GUILFORD — The recent Kavanaugh confirmation hearings illustrate to me the confluence of heterosexual white male privilege, sexism, and power.
To be honest, I thought Kavanaugh lied in the initial hearing before the accusations of sexual assault. But before these allegations, I was simply an angry progressive helplessly watching the Supreme Court turn definitively toward the right.
This week was different.
I am a survivor of childhood sexual abuse and adult sexual assault. I have “dealt” with these experiences over the course of my life, and I was surprised at how triggered I was by these hearings.
Is it because I am also from Bethesda? Is it because I know the Georgetown Prep boys?
These facts may have played a part, but the most triggering part for me was the denial of Christine Blasey Ford's experience.
There are holes in her story: She doesn't remember how she got home, she doesn't remember whose house it was at. These excuses are infuriating, and even more infuriating is the current GOP line, “She certainly experienced something terrible, but she is mistaken that it was Brett Kavanaugh.” This statement is as invalidating as saying she made the whole thing up.
* * *
In my senior year of high school, probably in the fall, I went to a party at my friend John's house. I don't remember how I got there. It was an unsupervised party, and there was a lot of pot and beer.
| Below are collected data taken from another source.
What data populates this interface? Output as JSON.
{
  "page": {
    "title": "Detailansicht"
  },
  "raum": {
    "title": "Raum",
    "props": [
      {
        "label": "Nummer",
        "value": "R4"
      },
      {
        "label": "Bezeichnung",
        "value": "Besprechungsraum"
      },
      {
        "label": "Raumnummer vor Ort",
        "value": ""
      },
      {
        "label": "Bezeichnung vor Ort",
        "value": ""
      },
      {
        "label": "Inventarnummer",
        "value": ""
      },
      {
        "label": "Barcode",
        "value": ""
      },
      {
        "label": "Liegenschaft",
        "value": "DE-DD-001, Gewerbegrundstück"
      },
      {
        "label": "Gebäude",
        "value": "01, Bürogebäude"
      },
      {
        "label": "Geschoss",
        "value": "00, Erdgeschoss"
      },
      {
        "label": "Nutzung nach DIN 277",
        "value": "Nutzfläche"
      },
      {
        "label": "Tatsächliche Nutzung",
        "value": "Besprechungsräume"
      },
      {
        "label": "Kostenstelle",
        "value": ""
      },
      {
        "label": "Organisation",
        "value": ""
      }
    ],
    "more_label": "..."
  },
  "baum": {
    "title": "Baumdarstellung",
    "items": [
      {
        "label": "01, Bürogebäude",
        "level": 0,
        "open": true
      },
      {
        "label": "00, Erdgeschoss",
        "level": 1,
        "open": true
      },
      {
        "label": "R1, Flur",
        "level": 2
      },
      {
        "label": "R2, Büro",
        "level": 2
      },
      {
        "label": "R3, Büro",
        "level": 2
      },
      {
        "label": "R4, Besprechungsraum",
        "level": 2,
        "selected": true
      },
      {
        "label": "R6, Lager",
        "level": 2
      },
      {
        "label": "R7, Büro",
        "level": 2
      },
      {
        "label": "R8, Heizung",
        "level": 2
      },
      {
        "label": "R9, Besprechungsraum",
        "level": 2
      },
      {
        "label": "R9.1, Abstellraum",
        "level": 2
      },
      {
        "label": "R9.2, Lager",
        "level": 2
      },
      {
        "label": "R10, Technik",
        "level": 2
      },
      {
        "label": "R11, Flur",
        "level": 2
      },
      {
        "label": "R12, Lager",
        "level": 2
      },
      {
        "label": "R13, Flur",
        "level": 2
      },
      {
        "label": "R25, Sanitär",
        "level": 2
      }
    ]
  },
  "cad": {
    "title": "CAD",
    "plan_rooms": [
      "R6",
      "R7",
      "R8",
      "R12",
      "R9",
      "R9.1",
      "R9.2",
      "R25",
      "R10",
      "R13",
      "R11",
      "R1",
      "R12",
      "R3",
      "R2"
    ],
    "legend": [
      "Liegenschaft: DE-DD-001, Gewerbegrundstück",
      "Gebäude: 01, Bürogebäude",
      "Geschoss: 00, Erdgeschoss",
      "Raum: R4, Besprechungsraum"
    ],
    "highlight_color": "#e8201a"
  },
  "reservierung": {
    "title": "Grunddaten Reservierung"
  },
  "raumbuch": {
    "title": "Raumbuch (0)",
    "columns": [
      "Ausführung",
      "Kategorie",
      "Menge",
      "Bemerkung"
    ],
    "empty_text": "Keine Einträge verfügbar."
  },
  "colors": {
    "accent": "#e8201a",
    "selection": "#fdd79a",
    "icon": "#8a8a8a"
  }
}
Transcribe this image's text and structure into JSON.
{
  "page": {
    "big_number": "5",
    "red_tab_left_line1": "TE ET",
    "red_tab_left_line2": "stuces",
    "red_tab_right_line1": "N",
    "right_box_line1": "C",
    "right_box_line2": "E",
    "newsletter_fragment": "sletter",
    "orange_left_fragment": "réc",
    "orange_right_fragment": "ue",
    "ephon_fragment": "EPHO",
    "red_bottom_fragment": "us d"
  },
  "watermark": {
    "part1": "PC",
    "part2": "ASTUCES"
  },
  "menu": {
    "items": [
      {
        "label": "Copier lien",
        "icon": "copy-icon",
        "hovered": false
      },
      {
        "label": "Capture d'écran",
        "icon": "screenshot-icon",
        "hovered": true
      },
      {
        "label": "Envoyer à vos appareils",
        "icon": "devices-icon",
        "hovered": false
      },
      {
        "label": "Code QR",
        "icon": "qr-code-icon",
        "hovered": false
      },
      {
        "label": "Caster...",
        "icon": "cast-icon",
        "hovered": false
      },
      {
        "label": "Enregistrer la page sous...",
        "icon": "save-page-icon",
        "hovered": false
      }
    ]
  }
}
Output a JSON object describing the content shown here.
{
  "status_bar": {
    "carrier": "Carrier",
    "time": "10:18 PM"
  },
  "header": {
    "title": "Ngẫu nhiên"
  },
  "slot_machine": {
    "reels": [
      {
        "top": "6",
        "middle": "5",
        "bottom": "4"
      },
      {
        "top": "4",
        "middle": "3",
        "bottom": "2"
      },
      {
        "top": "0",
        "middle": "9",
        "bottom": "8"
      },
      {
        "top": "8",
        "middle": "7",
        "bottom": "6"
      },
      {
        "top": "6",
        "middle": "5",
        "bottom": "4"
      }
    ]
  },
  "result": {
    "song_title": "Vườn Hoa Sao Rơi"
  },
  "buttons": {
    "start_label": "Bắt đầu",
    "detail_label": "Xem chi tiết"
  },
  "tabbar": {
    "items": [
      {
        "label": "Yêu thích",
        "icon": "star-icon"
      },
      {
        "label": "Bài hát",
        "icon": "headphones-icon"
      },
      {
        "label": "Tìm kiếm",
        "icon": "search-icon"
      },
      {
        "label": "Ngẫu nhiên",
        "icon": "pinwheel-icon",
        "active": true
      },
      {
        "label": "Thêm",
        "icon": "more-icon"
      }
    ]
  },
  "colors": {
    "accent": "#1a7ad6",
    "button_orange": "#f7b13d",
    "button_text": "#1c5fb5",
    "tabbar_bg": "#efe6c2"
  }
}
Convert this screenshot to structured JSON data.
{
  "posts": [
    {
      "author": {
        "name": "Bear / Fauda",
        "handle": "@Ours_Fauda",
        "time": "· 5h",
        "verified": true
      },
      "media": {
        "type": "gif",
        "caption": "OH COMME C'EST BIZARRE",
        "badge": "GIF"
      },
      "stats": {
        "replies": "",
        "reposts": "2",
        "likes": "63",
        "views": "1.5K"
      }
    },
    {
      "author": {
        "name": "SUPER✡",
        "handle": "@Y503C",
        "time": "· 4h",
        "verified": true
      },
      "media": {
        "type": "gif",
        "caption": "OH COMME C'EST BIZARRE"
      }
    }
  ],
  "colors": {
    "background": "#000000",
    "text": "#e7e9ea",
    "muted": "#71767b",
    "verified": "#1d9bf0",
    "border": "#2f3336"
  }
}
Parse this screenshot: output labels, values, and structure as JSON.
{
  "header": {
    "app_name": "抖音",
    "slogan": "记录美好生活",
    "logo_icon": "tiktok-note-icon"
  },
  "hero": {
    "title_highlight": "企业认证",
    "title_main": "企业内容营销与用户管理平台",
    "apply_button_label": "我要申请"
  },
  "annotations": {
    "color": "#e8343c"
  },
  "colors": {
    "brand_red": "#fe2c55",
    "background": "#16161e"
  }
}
I flirted with a cute guy who was from an area private school. I don't remember his name. When I went into the bedroom to get something from my purse (I don't remember what), the boy followed me, pushed me down on the bed, and tried to remove my clothes.
Fortunately, I was trained in self-defense, so I kicked him off me.
When I came out of the bedroom, John pulled me aside because he said I looked upset. I told him that the guy had jumped me, but I kicked him off.
John praised my actions. I went home. I do not remember how I got home or even going home.
* * *
I have not told this story until Ford told her story, because I had believed that my only acceptable response to the assault was to feel proud. I did not even consider that I had felt tremendous fear.
There are a lot of things that are fuzzy from that evening. But I know one thing for sure: everything that I do remember from that evening 50 years ago is clear as a bell.
It seems to me that all of the Republicans on the Senate Judiciary Committee and Kavanaugh are caught in a dilemma particular to white, heterosexual, privileged men.
When these men were teenagers, it was OK for white privileged boys to party and drink, and if that led to something inappropriate, that was just boys being boys. (Just look at the sarcastic words of Yale's Whiffenpoof Song.) Had Ford reported her assault, she would have been laughed at by the police: she got away, nothing happened, so what was she complaining about?
I can see how hard it is for these guys to accept that behavior they believed was acceptable back in the day is no longer acceptable. And because it is no longer acceptable, the GOP members of the committee and Kavanaugh currently really do find this behavior unacceptable.
So Kavanaugh either has to admit what he did and apologize, or he has to lie and they have to pretend that they believe him. And because they have to believe his lies, Mr. Kavanaugh's display of righteous indignation was deemed not only appropriate but laudable.
Kavanaugh is the poster boy for white male privilege. Had Ford been assaulted by two African-American boys, she would have been able to report the assault to the police; she would have been taken seriously, and the boys would have been in trouble.
The only reason Kavanaugh can be confirmed now is because the rich white boys don't want to lose their power.